While society seems to be intent in convincing us otherwise, it is important to remember that the first Pride was a riot. Violence, property damage, no matter the nomenclature, are a form of protest—indeed a natural response to oppression and suppression. Both the violent and non-violent actions we’ve seen in Minneapolis, Milwaukee, and Madison these past few weeks mirror aspects of Stonewall. What we’re seeing is an uprising against our inherently oppressive political and social systems with the goal of liberation, of freedom. It sounds familiar, doesn’t it? (It’s important to note that while the struggle of Black Americans should be viewed with respect to the movements of social justice of the past, we must give it its own consideration and weight. As non-POC LGBTQ+, we need to be careful not to co-opt or reduce these protests.)
Non-Black LGBTQ+ people have the responsibility to follow through and show solidarity. Showing solidarity means actively dismantling white supremacy and oppressive behaviors within ourselves first. The first step is recognizing our own shortcomings. I admit I am not perfect; I’ve made mistakes in my life. At times I have not been the best ally and might have harmed BIPOC. Since then, I have acknowledged and apologized for my actions and understood that self-criticism is inherent to being anti-racist.
What’s equally important in the struggle for self-actualization, is what should be a knee-jerk tendency to question everything. This mandate extends to Democrats, Progressives, Socialists, and everyone in this political struggle. Accepting the status quo, and the delusion that we cannot change it, is akin to complacency. And complacency breeds complicity.

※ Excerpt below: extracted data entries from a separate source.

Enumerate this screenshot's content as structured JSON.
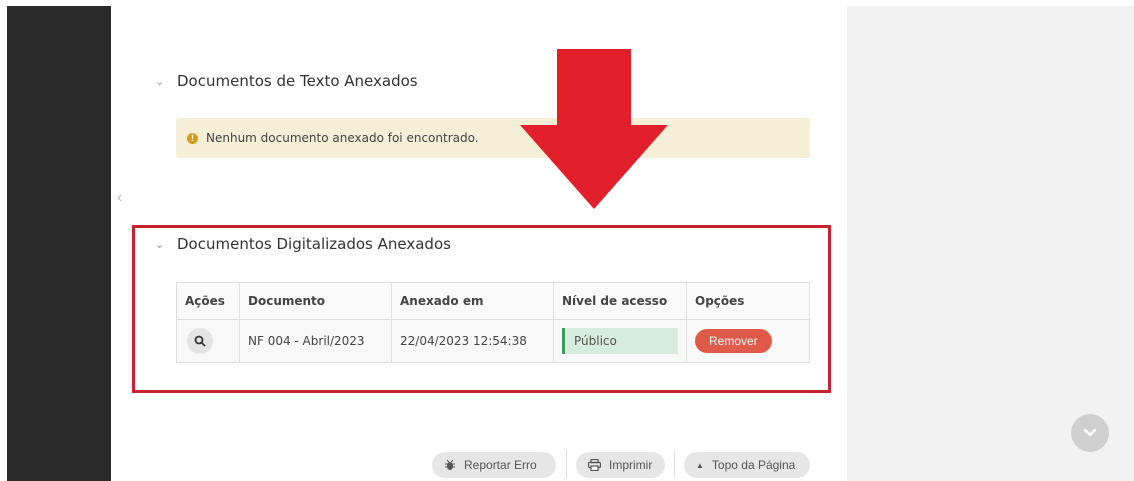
{
  "sections": {
    "text_docs": {
      "title": "Documentos de Texto Anexados"
    },
    "alert": {
      "message": "Nenhum documento anexado foi encontrado."
    },
    "scanned_docs": {
      "title": "Documentos Digitalizados Anexados",
      "columns": [
        "Ações",
        "Documento",
        "Anexado em",
        "Nível de acesso",
        "Opções"
      ],
      "rows": [
        {
          "document": "NF 004 - Abril/2023",
          "attached_at": "22/04/2023 12:54:38",
          "access_level": "Público",
          "option_label": "Remover"
        }
      ]
    }
  },
  "footer": {
    "report_error": "Reportar Erro",
    "print": "Imprimir",
    "top_of_page": "Topo da Página"
  },
  "colors": {
    "highlight_box": "#c8232c",
    "arrow": "#e2202b",
    "remove_button": "#e05a4a",
    "public_badge": "#d6ecdc",
    "alert_bg": "#f4efd6"
  },
  "icons": {
    "alert": "exclamation-circle-icon",
    "view": "search-icon",
    "report": "bug-icon",
    "print": "printer-icon",
    "top": "caret-up-icon",
    "scroll": "chevron-down-icon"
  }
}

We need to remember that the political ideology we subscribe to does not guarantee our place in a movement. More so, it does not guarantee the value of our intersectionality. The measurement of our anti-racism within these political circles is only in the action we take to better ourselves as allies and to fight a racially unjust system.
Moreover, we need to look beyond the status quo and truly assess the deep inequities within our governing institutions and how we uphold them. We’ve created a politic that allows the continued disassociation of words and actions. We let our politicians say as much rhetoric as they want, but turn a blind eye when they do nothing to back up their words of pseudo-solidarity. Our community understands exactly how having an LGBTQ+ politician does not guarantee their support for our community; indeed we must hold all of those who represent us to a higher standard of service to the Black community.
My own experience as a member of the Madison Common Council has shown me deliberate and inherent inaccessibility in niche city policy. As a young person, there are many hoops I have been made to jump through to have any voice on the council. And I am a cis-white man—I cannot imagine the obstructionism that exists for Black and POC people. We need to elect leaders of different identities and lived experiences. Electing status quo politicians who are too afraid to rock the boat has gotten us nowhere. We need to flip the entire boat over; replace reactionaries who dread upsetting the status quo with young, diverse activists who care more about structural change than trading political capital.
I’ll leave you with this prescription for the white supremacy we each have embodied in the LGBTQ+ community: We once, led by Black trans women, held a violent protest to overthrow brutal oppression ingrained in our systems. We need to remember that the freedoms we enjoy now, to live and love who and how we want, would never have come to be without the leadership of our Black community. We must actively remember this and work to be truly anti-racist—that is the least of which is owed.